Large organizations don't buy "features", they buy outcomes. Buying software is about buying a lot of intangibles that come with it, like reliability, security, being able to pass complex audits across jurisdictions, operational resilience at scale, partners they can trust when something breaks at the worst possible moment.
This is one of the stronger points in the piece. Enterprise software procurement is driven by compliance requirements, service-level agreements, and vendor accountability in ways that homegrown tools simply cannot replicate. A vibecoded security scanner might find vulnerabilities, but it cannot testify during a regulatory audit or provide 24/7 incident response support.
Now that everyone can ship software super fast, it becomes more, not less important that customers can actually rely on their partners.
A counterargument is that the "intangibles" defense has historically been the refuge of incumbents facing disruption. Enterprises once said the same things about on-premises software vendors before cloud-native startups displaced them. The intangibles may shift in form rather than disappear, and some current vendors may find their particular bundle of intangibles less valuable than they expect.
Collateral Damage in Application Security
Despite his broadly optimistic framing, Haleliuk is candid about which companies will suffer. SAST vendors, those whose core value proposition is "we scan your code and suggest fixes," face a genuine existential threat.
If a frontier AI lab can natively understand a codebase, detect vulnerabilities, and propose patches inside the same environment where code is getting written, the standalone value proposition of "we scan your code and suggest fixes" becomes very hard to defend.
He notes, with some wry amusement, that several application security companies publicly welcomed Claude Code Security as "great for the industry" while almost certainly recognizing it as terrible for their business.
I have recently seen a few appsec companies known for building scanners come forward with messages that "Claude Code Security is a great thing for the industry," but I don't think anyone inside these companies truly believes that it is good for their business.
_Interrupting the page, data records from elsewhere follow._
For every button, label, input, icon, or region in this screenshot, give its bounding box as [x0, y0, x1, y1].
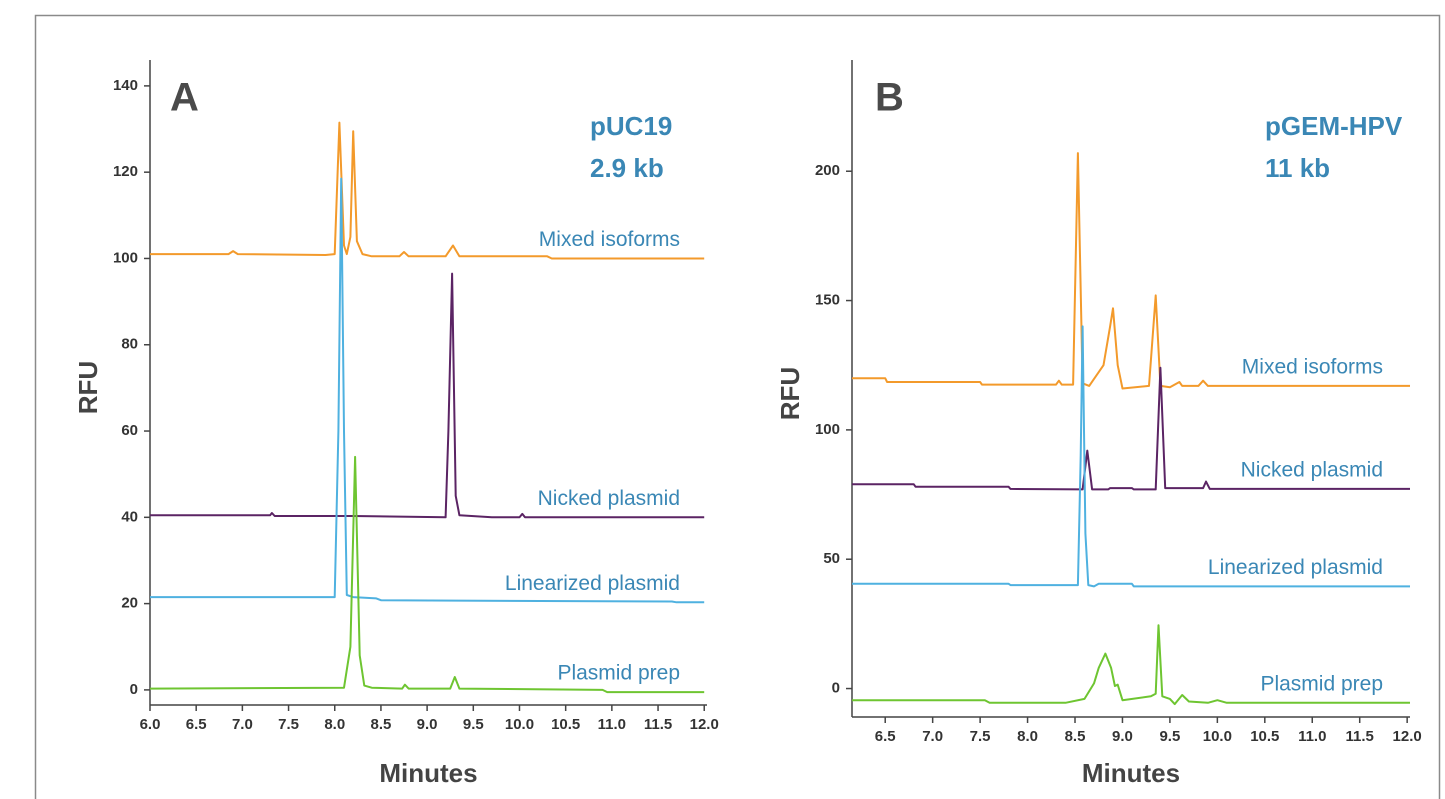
- x-tick-label: 10.0: [505, 716, 534, 733]
- x-tick-label: 7.0: [232, 716, 253, 733]
- x-tick-label: 8.5: [370, 716, 391, 733]
- x-tick-label: 11.0: [598, 716, 626, 733]
- y-axis-label: RFU: [73, 361, 103, 414]
- x-tick-label: 10.5: [551, 716, 580, 733]
- series-label: Mixed isoforms: [1242, 355, 1383, 378]
- y-tick-label: 100: [815, 421, 840, 438]
- panel-label: A: [170, 76, 199, 120]
- x-tick-label: 8.0: [1017, 728, 1038, 745]
- y-tick-label: 80: [121, 336, 138, 353]
- frame: [34, 14, 1441, 799]
- x-tick-label: 12.0: [690, 716, 719, 733]
- y-tick-label: 120: [113, 163, 138, 180]
- y-tick-label: 0: [832, 680, 840, 697]
- y-tick-label: 50: [823, 550, 840, 567]
- annotation: pGEM-HPV: [1265, 111, 1403, 141]
- trace: [852, 152, 1410, 390]
- x-tick-label: 7.0: [922, 728, 943, 745]
- x-tick-label: 11.5: [644, 716, 672, 733]
- x-tick-label: 6.0: [140, 716, 161, 733]
- y-tick-label: 150: [815, 292, 840, 309]
- annotation: 2.9 kb: [590, 153, 664, 183]
- y-tick-label: 60: [121, 422, 138, 439]
- series-label: Linearized plasmid: [505, 572, 680, 595]
- series-label: Linearized plasmid: [1208, 556, 1383, 579]
- x-axis-label: Minutes: [1082, 758, 1180, 788]
- x-tick-label: 10.5: [1250, 728, 1279, 745]
- x-tick-label: 6.5: [875, 728, 896, 745]
- x-tick-label: 10.0: [1203, 728, 1232, 745]
- x-tick-label: 11.0: [1298, 728, 1326, 745]
- x-tick-label: 9.5: [1159, 728, 1180, 745]
- trace: [852, 325, 1410, 588]
- x-tick-label: 7.5: [278, 716, 299, 733]
- trace: [149, 455, 705, 694]
- y-tick-label: 40: [121, 508, 138, 525]
- series-label: Plasmid prep: [557, 662, 680, 685]
- panel-label: B: [875, 76, 904, 120]
- x-tick-label: 7.5: [970, 728, 991, 745]
- y-tick-label: 0: [130, 681, 138, 698]
- y-tick-label: 140: [113, 77, 138, 94]
- annotation: pUC19: [590, 111, 672, 141]
- y-axis-label: RFU: [775, 367, 805, 420]
- x-axis-label: Minutes: [379, 758, 477, 788]
- series-label: Nicked plasmid: [1241, 458, 1383, 481]
- trace: [852, 366, 1410, 491]
- x-tick-label: 8.0: [324, 716, 345, 733]
- x-tick-label: 9.0: [1112, 728, 1133, 745]
- x-tick-label: 12.0: [1393, 728, 1422, 745]
- trace: [150, 272, 705, 519]
- trace: [852, 624, 1410, 706]
- trace: [150, 121, 705, 260]
- x-tick-label: 6.5: [186, 716, 207, 733]
- annotation: 11 kb: [1265, 153, 1330, 183]
- x-tick-label: 9.5: [463, 716, 484, 733]
- y-tick-label: 200: [815, 162, 840, 179]
- series-label: Nicked plasmid: [538, 487, 680, 510]
- trace: [150, 177, 705, 604]
- x-tick-label: 9.0: [417, 716, 438, 733]
- y-tick-label: 100: [113, 249, 138, 266]
- series-label: Mixed isoforms: [539, 228, 680, 251]
- x-tick-label: 8.5: [1065, 728, 1086, 745]
- x-tick-label: 11.5: [1346, 728, 1374, 745]
- y-tick-label: 20: [121, 595, 138, 612]
- series-label: Plasmid prep: [1260, 672, 1383, 695]
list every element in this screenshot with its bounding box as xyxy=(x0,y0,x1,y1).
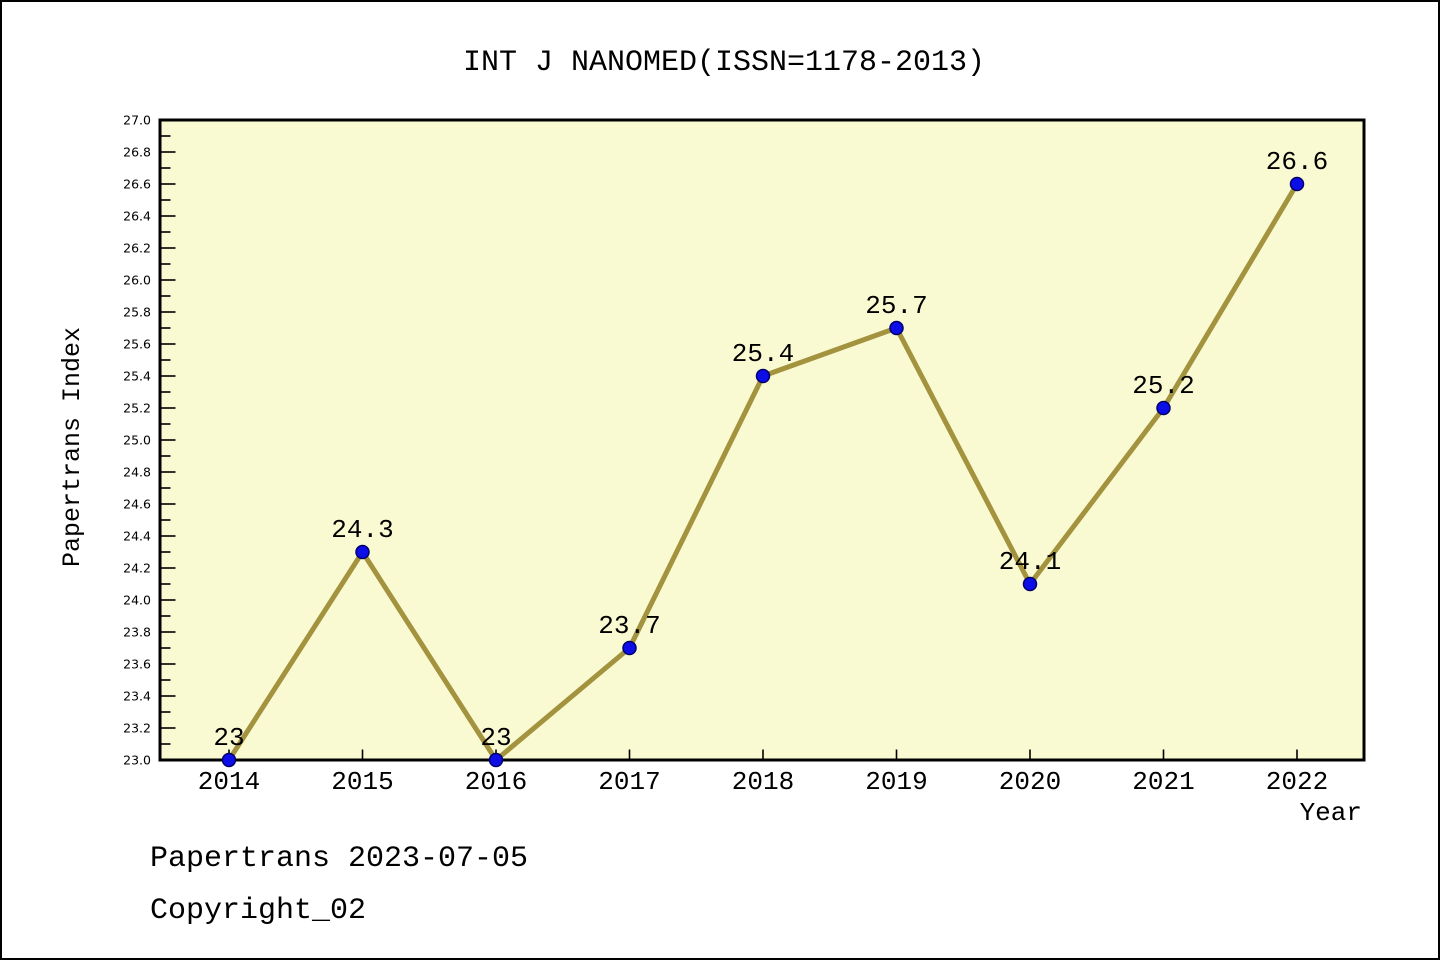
plot-area xyxy=(158,118,1366,762)
data-point-labels: 23 24.3 23 23.7 25.4 25.7 24.1 25.2 26.6 xyxy=(213,147,1328,753)
y-tick-label: 24.2 xyxy=(123,561,151,576)
data-point xyxy=(622,640,637,656)
x-tick-label: 2017 xyxy=(598,767,660,797)
x-tick-label: 2015 xyxy=(331,767,393,797)
data-point-label: 25.4 xyxy=(732,339,794,369)
data-point xyxy=(1289,176,1305,192)
data-point xyxy=(1022,576,1038,592)
y-tick-label: 26.0 xyxy=(123,273,151,288)
x-tick-label: 2020 xyxy=(999,767,1061,797)
y-tick-label: 27.0 xyxy=(123,113,151,128)
x-axis-ticks: 2014 2015 2016 2017 2018 2019 2020 2021 2022 xyxy=(198,749,1328,797)
y-tick-label: 26.4 xyxy=(123,209,151,224)
x-tick-label: 2018 xyxy=(732,767,794,797)
y-tick-label: 25.8 xyxy=(123,305,151,320)
data-point xyxy=(488,752,504,768)
y-tick-label: 25.0 xyxy=(123,433,151,448)
y-tick-label: 23.4 xyxy=(123,689,151,704)
data-point-label: 25.7 xyxy=(865,291,927,321)
chart-title: INT J NANOMED(ISSN=1178-2013) xyxy=(463,46,985,80)
footer-date: Papertrans 2023-07-05 xyxy=(150,842,528,876)
data-point-label: 23 xyxy=(213,723,244,753)
y-tick-label: 24.4 xyxy=(123,529,151,544)
y-tick-label: 23.6 xyxy=(123,657,151,672)
data-point xyxy=(221,752,237,768)
data-point-label: 24.1 xyxy=(999,547,1061,577)
y-tick-label: 26.6 xyxy=(123,177,151,192)
y-tick-label: 26.2 xyxy=(123,241,151,256)
y-axis-title: Papertrans Index xyxy=(58,327,87,567)
data-point-label: 24.3 xyxy=(331,515,393,545)
data-point xyxy=(355,544,370,560)
data-point-label: 23 xyxy=(480,723,511,753)
y-tick-label: 24.6 xyxy=(123,497,151,512)
y-axis-ticks: 23.0 23.2 23.4 23.6 23.8 24.0 24.2 24.4 24.6 24.8… xyxy=(123,113,176,768)
y-tick-label: 23.8 xyxy=(123,625,151,640)
y-tick-label: 23.2 xyxy=(123,721,151,736)
footer-copyright: Copyright_02 xyxy=(150,894,366,928)
y-tick-label: 25.4 xyxy=(123,369,151,384)
data-point xyxy=(1156,400,1171,416)
data-series xyxy=(221,176,1305,768)
y-tick-label: 24.8 xyxy=(123,465,151,480)
x-tick-label: 2014 xyxy=(198,767,260,797)
y-tick-label: 26.8 xyxy=(123,145,151,160)
data-point-label: 23.7 xyxy=(598,611,660,641)
y-tick-label: 23.0 xyxy=(123,753,151,768)
data-point xyxy=(755,368,771,384)
y-tick-label: 25.2 xyxy=(123,401,151,416)
x-tick-label: 2021 xyxy=(1132,767,1194,797)
x-tick-label: 2016 xyxy=(465,767,527,797)
x-tick-label: 2019 xyxy=(865,767,927,797)
data-point xyxy=(889,320,904,336)
data-point-label: 26.6 xyxy=(1266,147,1328,177)
x-tick-label: 2022 xyxy=(1266,767,1328,797)
x-axis-title: Year xyxy=(1300,798,1362,828)
data-point-label: 25.2 xyxy=(1132,371,1194,401)
y-tick-label: 24.0 xyxy=(123,593,151,608)
y-tick-label: 25.6 xyxy=(123,337,151,352)
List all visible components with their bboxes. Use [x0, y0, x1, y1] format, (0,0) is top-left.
Haleliuk identifies two categories of application security tools that should survive: product security platforms like Prime Security, Clover Security, and Seezo, which operate at a higher level of abstraction than code scanning, and runtime security solutions like Miggo, Oligo Security, and Raven, which monitor applications in production rather than at build time.
Bottom Line
Haleliuk's argument is well-structured and grounded in genuine market knowledge. His strongest moves are the attacker economics analysis, which persuasively explains why cheaper AI will expand rather than shrink cybersecurity spending, and the cloud analogy, which provides historical precedent for technology acceleration creating new security markets rather than eliminating them. The piece also benefits from his willingness to name specific winners and losers rather than hiding behind vague generalities.
The argument is weakest in two places. First, the transition costs of AI-powered offense scaling are acknowledged but quickly waved away. The period between attackers gaining AI-powered capabilities and defenders catching up could involve significant real-world damage that the piece treats as a footnote. Second, the "intangibles" defense of enterprise vendors, while valid today, assumes that the current structure of enterprise procurement will persist even as AI reshapes how software is built, evaluated, and maintained. If AI agents can eventually handle compliance documentation, audit preparation, and incident response, the moat around enterprise vendors may prove shallower than Haleliuk assumes.
Still, the core thesis holds. Cybersecurity is not a single product category that can be disrupted by a single tool. It is a sprawling ecosystem of interconnected problems, and AI is creating new ones faster than it is solving old ones. The companies that scan code for a living should be worried. Everyone else in cyber has reason to be cautiously optimistic.